Through December 30, free, 11:00 am – 5:00 or 7:00 pm
www.pacegallery.com
www.brantfoundation.org
“I have always thought anything could be a model for a painting: someone else’s painting, your own painting, a smudge of dirt,” artist and filmmaker Julian Schnabel explains about his current exhibition, “Self-Portraits of Others,” continuing at the Brant Foundation through December 30. The show was inspired by his discovery, while directing the 2018 Vincent van Gogh biopic At Eternity’s Gate, which starred Willem Dafoe as the Impressionist during the last years of his life in Arles, that van Gogh made different versions of his own works. “I thought I would be in concert with him if I turned the props I had made of Willem for the film into a real painting of mine. Once I embarked on that, I realized I needed to make not one painting of Willem as Vincent, but three, and then I needed in turn to make three of Vincent as Vincent. So, I made not only a painting of my painting but had to make a painting of Vincent’s painting too!” Schnabel adds.

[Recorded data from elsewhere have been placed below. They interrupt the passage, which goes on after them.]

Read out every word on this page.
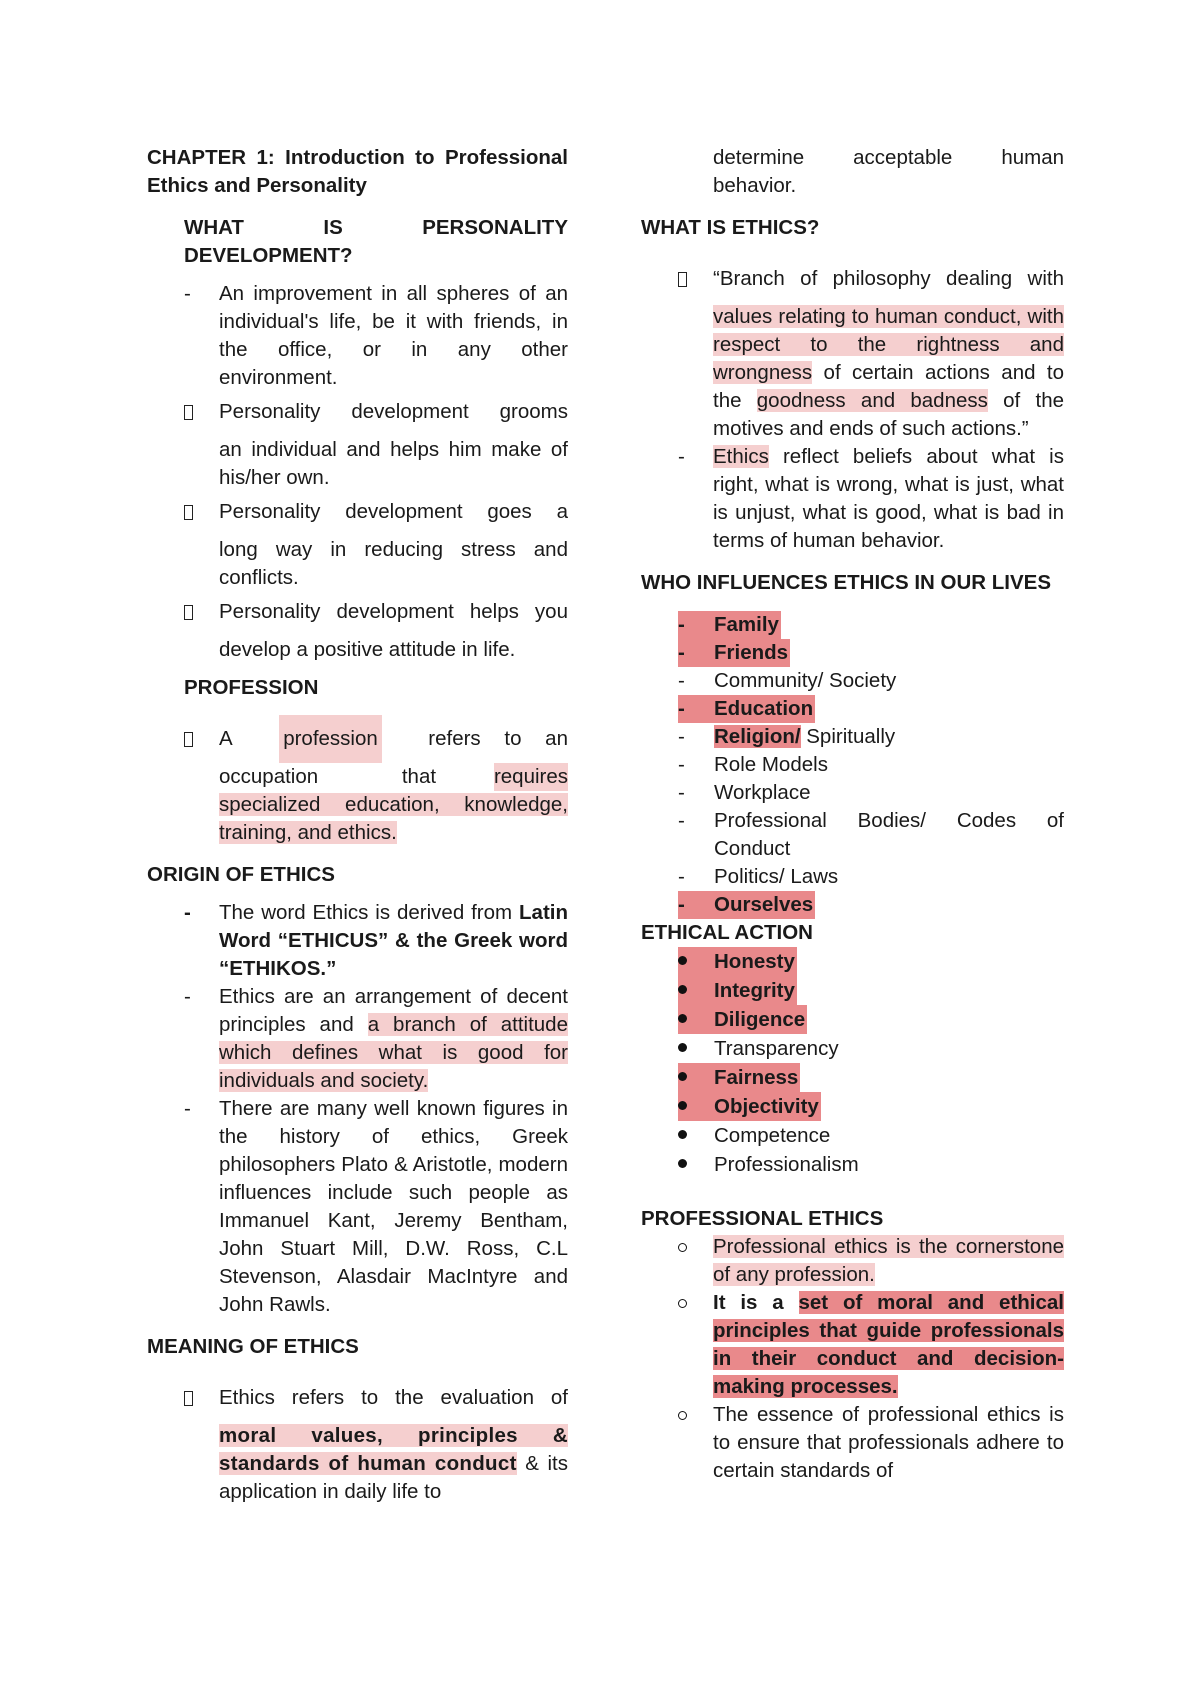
CHAPTER 1: Introduction to Professional Ethics and Personality
WHAT IS PERSONALITY DEVELOPMENT?
- An improvement in all spheres of an individual's life, be it with friends, in the office, or in any other environment.
Personality development grooms
an individual and helps him make of his/her own.
Personality development goes a
long way in reducing stress and conflicts.
Personality development helps you
develop a positive attitude in life.
PROFESSION
A profession refers to an
occupation that	requires
specialized education, knowledge, training, and ethics.
ORIGIN OF ETHICS
- The word Ethics is derived from Latin Word “ETHICUS” & the Greek word “ETHIKOS.”
- Ethics are an arrangement of decent principles and a branch of attitude which defines what is good for individuals and society.
- There are many well known figures in the history of ethics, Greek philosophers Plato & Aristotle, modern influences include such people as Immanuel Kant, Jeremy Bentham, John Stuart Mill, D.W. Ross, C.L Stevenson, Alasdair MacIntyre and John Rawls.
MEANING OF ETHICS
Ethics refers to the evaluation of
moral values, principles & standards of human conduct & its application in daily life to
determine acceptable human behavior.
WHAT IS ETHICS?
“Branch of philosophy dealing with
values relating to human conduct, with respect to the rightness and wrongness of certain actions and to the goodness and badness of the motives and ends of such actions.”
- Ethics reflect beliefs about what is right, what is wrong, what is just, what is unjust, what is good, what is bad in terms of human behavior.
WHO INFLUENCES ETHICS IN OUR LIVES
- Family
- Friends
- Community/ Society
- Education
- Religion/ Spiritually
- Role Models
- Workplace
- Professional Bodies/ Codes of Conduct
- Politics/ Laws
- Ourselves
ETHICAL ACTION
Honesty
Integrity
Diligence
Transparency
Fairness
Objectivity
Competence
Professionalism
PROFESSIONAL ETHICS
Professional ethics is the cornerstone of any profession.
It is a set of moral and ethical principles that guide professionals in their conduct and decision-making processes.
The essence of professional ethics is to ensure that professionals adhere to certain standards of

The result is a collection of twenty-five works, made of oil paint, broken plates, and the adhesive Bondo, spread over several floors in which Schnabel depicts Dafoe as Vincent, Vincent as Vincent, Frida Kahlo as Frida Kahlo, his son Cy as Caravaggio as the head of Goliath (David with the Head of Goliath), actor Oscar Isaac as a self-portrait of Caravaggio, Cy as a self-portrait of Velazquez, and, finally, Cy as Titian’s portrait of Jesus.
While it is only possible to capture the overall impact of the painting from a distance, especially when viewed through a camera, up-close inspection reveals the remarkable lengths Schnabel went to in order to create the (self) portraits, meticulously and painstakingly painting over the broken plates, a process he has used since the late 1970s and includes a series of portraits of industrialist and magazine publisher Peter Brant and his children in 2011. The show combines art history with pop culture by a visual artist who has built a film career writing and directing works about other artists: painter and musician Jean-Michel Basquiat (Basquiat), author Reinaldo Arenas (Before Night Falls), French writer Jean-Dominique Bauby (The Diving Bell and the Butterfly), and musician Lou Reed (Lou Reed’s Berlin) in addition to van Gogh.